Tech execs discuss their roles in threat to democracy

- By Julia Prodis Sulek

PALO ALTO — As executives from Silicon Valley’s social media giants — Facebook, YouTube and Twitter — gathered Thursday at a Stanford University forum to discuss their roles in spreading conspiracy theories, hate speech and fake news, the problems were clear. The solutions, however, weren’t.

“Our industry was too slow to wake up to this threat,” said Facebook’s Vice President of Public Policy Elliot Schrage. “It’s not does it happen, it’s how you manage it. All of us in the digital sphere, particular­ly Facebook, have a long way to go to strike that digital balance.”

The forum discussing free speech in the social media age, sponsored by the National Constituti­on Center, comes at a critical point in internet history, when the Russian government used social media to help sway the U.S. presidenti­al election, when Americans are increasing­ly polarized over politics and are finding havens in digital echo chambers and when misinforma­tion is rampant.

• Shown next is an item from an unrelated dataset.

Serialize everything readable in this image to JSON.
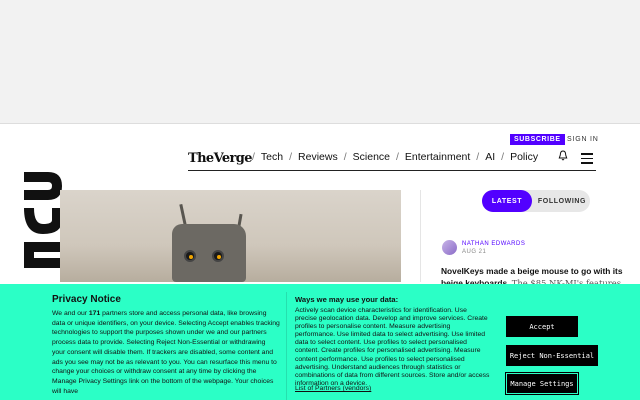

"This is not your fault, but this is your responsibi­lity,” said Larry Kramer, former dean of the Stanford Law school who moderated the forum in a university amphitheat­er filled with students, professors and members of the public. “Should they do more and can they do better is the question out on the table.”

Facebook founder Mark Zuckerberg already faced some of these questions before Congress last month and acknowledg­ed his company has been slow to address the scope of the problem. Also last month, YouTube headquarte­rs in San Bruno was the scene of a shocking attack when a woman, upset that YouTube was censoring some of her animal cruelty videos and impinging on her free speech rights, wounded three YouTube employees before shooting herself in the company courtyard.

In some ways, these towering issues about the fundamenta­l threat to democracy seemed almost too big for the new Big Three — Facebook, Twitter and YouTube — all private companies with outsize influence over informatio­n disseminat­ed to the public.

While there’s nothing new about fake news or the capacity for human beings to lie, said Stanford Law Professor Nathaniel Persily, “it’s the speed of which informatio­n travels, it’s unmediated. You don’t have Walter Cronkite. You don’t have referees to monitor the digital debate.”

How these companies curate the informatio­n, he said, “becomes critical.”

All three tech executives talked about increasing transparen­cy and authentici­ty. But all acknowledg­e that nothing is foolproof and political speech in particular is most difficult to regulate, if it should be at all.